In theory, a base rate rise would relieve inflationary pressure but my view is that an immediate hike could choke our weak economy. I agree with one industry guru who recently stated: “With no tax rises and no wage growth, there is no excess in the system to warrant an immediate hike. The change in gear would be superficial.”
Many folk in our sector cannot wait for a rise and I must admit it could stimulate demand for mortgage advice, which appeals. I have sympathy with Precise’s Alan Cleary who states: “The current BBR at 0.5 per cent is not sustainable, so in order to get us back nearer to the long-term average, a 0.25 per cent rise early should be tolerable.”
A counter view is that if the MPC conceded a rise to rates now, it admits its initial economic analysis was flawed. Stephen Lewis, economist at Monument Securities, asks if a rate increase was not justified last year when economic demand appeared to be rising, why should it be justified now that demand is slowing down alarmingly?
It is difficult to understand why two out of the nine MPC members are pushing for immediate action. Has media and public pressure spooked them so much they feel forced to act? Does the MPC really think consumers will thank it for higher mortgage payments while the cost of living remains so high, especially given that Legal & General Investment Management’s current figures suggest 90 per cent of borrowers are currently on a variable mortgage rate, compared with just 60 per cent in 2007.
For now, consumers can be thankful the majority of MPC members are keen to stand firm with the decision to hold the rate at 0.5 per cent, even if that results in fewer transactions.

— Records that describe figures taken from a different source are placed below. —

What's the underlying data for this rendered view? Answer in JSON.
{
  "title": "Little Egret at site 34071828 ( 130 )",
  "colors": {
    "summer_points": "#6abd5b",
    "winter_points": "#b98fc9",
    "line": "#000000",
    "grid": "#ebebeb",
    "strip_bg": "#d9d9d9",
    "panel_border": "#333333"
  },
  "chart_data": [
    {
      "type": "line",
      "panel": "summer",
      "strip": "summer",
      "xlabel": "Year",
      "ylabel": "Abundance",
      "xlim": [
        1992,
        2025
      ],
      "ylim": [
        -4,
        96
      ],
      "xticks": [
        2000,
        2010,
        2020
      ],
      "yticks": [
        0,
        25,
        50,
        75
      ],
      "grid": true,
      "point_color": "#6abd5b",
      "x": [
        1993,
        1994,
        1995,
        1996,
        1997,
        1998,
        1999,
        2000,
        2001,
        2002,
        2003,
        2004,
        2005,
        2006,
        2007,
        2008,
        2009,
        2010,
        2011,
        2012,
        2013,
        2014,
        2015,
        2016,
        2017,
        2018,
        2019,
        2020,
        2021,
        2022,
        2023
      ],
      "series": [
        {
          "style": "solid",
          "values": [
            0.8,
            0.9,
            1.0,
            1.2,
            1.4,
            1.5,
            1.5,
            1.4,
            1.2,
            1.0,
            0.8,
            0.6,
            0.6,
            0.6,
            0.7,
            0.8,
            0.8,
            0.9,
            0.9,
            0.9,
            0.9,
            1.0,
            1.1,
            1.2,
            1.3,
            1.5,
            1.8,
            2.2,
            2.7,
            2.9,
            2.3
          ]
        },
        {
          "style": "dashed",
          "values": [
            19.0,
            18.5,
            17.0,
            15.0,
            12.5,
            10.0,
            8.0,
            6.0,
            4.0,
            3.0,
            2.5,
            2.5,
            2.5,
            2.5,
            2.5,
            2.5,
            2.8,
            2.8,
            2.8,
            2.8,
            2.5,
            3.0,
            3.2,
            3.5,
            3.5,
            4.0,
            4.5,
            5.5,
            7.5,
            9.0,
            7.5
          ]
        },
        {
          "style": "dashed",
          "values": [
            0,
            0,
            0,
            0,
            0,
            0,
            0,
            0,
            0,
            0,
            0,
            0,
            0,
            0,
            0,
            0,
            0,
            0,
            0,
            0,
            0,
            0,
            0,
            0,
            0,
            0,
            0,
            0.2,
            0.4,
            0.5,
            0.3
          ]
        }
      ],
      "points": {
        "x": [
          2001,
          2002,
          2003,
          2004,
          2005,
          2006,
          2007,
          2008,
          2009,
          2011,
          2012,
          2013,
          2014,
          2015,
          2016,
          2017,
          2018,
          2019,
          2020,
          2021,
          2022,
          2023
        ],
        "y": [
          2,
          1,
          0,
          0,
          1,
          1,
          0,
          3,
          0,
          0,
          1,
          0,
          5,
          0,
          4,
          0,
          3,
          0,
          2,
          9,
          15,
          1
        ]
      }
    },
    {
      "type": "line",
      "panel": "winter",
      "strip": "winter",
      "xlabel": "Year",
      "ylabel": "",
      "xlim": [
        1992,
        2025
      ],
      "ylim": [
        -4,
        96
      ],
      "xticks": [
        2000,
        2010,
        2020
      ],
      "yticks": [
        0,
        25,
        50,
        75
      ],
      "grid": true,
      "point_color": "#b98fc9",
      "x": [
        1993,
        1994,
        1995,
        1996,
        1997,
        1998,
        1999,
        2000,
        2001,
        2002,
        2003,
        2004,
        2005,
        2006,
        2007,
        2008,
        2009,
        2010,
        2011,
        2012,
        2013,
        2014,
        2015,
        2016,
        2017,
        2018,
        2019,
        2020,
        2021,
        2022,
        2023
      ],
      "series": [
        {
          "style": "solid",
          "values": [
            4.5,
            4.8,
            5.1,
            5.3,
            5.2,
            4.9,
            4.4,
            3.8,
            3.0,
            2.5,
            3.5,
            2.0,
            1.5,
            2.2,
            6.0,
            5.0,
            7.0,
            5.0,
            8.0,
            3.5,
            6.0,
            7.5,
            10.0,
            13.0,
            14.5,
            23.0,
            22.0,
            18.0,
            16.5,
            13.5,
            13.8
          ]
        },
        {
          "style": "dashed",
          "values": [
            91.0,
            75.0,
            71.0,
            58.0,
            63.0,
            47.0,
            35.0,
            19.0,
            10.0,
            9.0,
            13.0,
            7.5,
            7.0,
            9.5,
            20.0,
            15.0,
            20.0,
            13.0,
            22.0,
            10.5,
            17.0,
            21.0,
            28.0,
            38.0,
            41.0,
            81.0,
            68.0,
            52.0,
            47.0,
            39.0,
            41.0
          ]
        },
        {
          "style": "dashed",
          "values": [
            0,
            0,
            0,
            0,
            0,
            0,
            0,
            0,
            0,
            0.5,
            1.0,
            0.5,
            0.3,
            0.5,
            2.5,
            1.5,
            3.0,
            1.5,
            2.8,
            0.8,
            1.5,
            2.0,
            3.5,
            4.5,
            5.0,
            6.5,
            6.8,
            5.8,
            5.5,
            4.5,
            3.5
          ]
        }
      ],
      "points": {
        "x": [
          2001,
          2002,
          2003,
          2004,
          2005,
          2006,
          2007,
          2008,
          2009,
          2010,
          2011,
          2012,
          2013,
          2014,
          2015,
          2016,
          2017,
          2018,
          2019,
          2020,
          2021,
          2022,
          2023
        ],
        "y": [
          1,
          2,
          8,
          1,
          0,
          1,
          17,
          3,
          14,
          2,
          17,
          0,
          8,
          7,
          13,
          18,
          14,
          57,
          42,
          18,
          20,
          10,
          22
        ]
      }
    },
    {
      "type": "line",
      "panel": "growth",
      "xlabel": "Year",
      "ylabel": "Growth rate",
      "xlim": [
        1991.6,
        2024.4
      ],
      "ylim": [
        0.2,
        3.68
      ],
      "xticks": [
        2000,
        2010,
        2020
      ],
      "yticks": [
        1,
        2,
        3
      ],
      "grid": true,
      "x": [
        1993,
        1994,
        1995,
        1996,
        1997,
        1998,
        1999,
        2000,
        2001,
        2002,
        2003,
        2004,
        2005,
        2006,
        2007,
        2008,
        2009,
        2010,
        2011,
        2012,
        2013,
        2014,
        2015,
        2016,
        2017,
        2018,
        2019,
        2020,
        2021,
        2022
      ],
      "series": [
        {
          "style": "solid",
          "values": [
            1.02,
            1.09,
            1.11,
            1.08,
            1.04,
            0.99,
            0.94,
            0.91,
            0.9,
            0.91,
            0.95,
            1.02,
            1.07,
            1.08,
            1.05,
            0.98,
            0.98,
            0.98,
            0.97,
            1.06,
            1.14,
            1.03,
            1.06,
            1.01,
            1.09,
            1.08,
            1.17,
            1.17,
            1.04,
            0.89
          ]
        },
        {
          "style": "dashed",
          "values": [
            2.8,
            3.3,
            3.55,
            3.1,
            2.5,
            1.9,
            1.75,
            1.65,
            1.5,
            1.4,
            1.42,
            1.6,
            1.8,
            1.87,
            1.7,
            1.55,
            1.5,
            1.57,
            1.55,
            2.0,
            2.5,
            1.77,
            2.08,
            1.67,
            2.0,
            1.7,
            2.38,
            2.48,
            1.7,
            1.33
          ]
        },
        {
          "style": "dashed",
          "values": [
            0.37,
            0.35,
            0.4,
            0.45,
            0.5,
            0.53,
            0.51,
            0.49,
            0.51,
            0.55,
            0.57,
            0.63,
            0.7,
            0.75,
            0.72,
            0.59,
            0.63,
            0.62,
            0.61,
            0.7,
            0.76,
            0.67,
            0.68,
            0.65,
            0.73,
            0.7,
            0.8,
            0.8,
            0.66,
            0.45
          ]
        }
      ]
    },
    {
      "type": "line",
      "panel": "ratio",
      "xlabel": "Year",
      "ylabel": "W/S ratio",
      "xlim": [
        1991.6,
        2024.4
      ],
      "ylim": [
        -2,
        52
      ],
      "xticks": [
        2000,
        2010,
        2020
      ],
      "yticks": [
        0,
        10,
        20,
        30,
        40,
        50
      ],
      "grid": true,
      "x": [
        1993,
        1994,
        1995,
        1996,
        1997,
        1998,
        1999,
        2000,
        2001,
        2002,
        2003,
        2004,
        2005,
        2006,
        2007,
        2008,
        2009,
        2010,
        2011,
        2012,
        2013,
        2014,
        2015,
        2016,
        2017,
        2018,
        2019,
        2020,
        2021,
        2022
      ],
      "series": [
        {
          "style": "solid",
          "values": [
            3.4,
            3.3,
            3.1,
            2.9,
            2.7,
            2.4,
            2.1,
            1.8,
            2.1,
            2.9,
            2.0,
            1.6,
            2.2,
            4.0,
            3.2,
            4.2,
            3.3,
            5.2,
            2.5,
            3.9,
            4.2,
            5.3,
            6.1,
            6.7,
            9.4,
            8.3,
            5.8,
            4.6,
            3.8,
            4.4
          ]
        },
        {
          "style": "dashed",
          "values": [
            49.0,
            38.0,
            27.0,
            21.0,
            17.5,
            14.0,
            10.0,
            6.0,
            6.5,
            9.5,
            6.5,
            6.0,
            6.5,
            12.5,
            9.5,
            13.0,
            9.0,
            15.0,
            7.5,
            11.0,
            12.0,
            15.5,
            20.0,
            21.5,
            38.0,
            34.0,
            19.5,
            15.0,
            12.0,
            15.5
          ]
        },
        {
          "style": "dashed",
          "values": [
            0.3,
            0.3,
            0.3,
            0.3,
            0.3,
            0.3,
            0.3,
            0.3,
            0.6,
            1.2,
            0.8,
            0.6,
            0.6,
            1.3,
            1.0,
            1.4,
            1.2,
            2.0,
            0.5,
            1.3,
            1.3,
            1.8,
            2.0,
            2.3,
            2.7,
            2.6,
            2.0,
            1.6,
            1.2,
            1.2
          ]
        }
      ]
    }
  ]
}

Until such a time that a rate rise is a practical solution, intermediaries should nonetheless continue to enjoy steadily increasing new business from those looking to take advantage of rates that remain at a record low. Despite current BBR consistency, we must not ignore our key responsibility to remind borrowers that rates will eventually return to more normal levels, probably in the region of 5 per cent.
Bank rate rise or no base rate rise, consumers continue to need our advice and are well placed to eradicate the risk of rate shock by grabbing a sensibly priced deal while they can.